1/ Last week, German Chancellor Angela Merkel came under the spotlight in a televised meeting with school children in Rostock, when her comments about immigration brought a Palestinian girl to tears. The emotional video has gone viral, being appropriated by critics of Merkel’s policies and widely debated by segments of the global media – though perhaps less so in the financial community. This, of course, was used to build on mounting criticism over Germany’s position towards Greece and its role in the international community. Domestically, there are two polls worth juxtaposing. First, according to the newspaper Welt am Sonntag and a YouGov, 56% of Germans disapproved of the bailout pushed by Merkel, and 48% preferred Greece to leave the euro. Second, a poll by newspaper Bild am Sonntag showed that hard-line finance minister Schauble’s popularity has surpassed that of Merkel (70% vs. 67%). Now we get headlines suggesting that Merkel is willing to entertain debt relief, in sharp contrast to Schauble’s more recent proposal of giving Greece a 5-year break from the euro-area. A change in the political balance in Germany seems to be underway. The country’s locus of power, Merkel, is being openly challenged in the international and domestic arena, while at the same time pleasing the two audiences is becoming increasingly harder to conciliate. Perhaps the inflexion point in Merkel popularity came in May, knocked by reports that Germany helped the US’s NSA spying agency, and now we have entered into a phase of managing decline. Time will tell.

2/ Two out of the three central bank meetings in EMEA could prove eventful. The South Africa Reserve Bank could resume the short tightening it started in 2014, raising rates from the current 5.75% level.
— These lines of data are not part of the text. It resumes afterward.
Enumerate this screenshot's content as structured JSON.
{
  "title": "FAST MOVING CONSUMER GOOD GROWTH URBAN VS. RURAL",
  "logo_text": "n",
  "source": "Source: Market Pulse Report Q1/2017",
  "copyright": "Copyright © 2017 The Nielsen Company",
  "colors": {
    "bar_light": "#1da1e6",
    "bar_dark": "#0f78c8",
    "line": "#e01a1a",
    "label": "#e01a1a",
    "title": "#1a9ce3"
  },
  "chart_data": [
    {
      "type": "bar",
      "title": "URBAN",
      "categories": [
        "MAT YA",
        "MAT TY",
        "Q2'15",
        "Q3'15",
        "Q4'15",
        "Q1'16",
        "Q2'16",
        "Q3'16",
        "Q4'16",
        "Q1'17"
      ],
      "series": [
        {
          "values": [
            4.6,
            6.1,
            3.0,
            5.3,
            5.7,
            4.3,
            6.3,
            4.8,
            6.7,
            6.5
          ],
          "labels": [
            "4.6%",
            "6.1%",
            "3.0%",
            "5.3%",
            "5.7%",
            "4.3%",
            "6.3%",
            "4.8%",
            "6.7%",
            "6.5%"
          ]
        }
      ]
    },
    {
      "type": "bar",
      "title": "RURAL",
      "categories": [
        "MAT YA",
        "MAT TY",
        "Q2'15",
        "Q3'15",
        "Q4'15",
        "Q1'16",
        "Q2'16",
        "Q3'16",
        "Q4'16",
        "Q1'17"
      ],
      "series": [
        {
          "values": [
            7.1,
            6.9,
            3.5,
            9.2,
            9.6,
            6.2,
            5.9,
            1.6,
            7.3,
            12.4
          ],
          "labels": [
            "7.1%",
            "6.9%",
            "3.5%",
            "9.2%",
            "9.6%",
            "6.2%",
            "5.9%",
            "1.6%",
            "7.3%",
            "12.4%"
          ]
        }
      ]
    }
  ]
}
Markets are split. We are leaning towards waiting a bit longer given the lukewarm economy, lower commodity prices, energy production problems, high unemployment and labour disputes.  Still, we recognize that inflation has been picking up as ZAR continues to lose ground and the central bank has turned accordingly more hawkish. In Hungary, many are looking for a signal that the roughly 3-year long easing cycle is coming to an end (see graph). Inflation looks to be bottoming out and the central bank’s communication changing, with the committee tweaking the forward guidance. The Turkish central bank is expected to keep rates steady.

3/ The political situation in Brazil is going from bad to worse. We have noted several times before, the tail risks in Brazil are getting fatter. Over the weekend, major newspapers carried (unconfirmed) stories about former president Lula’s involvement in the developing corruption probes. This knocks the central pillar of the ruling party PT, and its greatest hopes to remain in power. Meanwhile, the government’s coalition is fracturing, threatening governability and even risking backtracking on some of the progress made. There has already been talk of trying to reduce the fiscal targets. But perhaps more importantly, the president of the Senate harshly criticized the government’s economic plans and Finance Minister Levy over the weekend.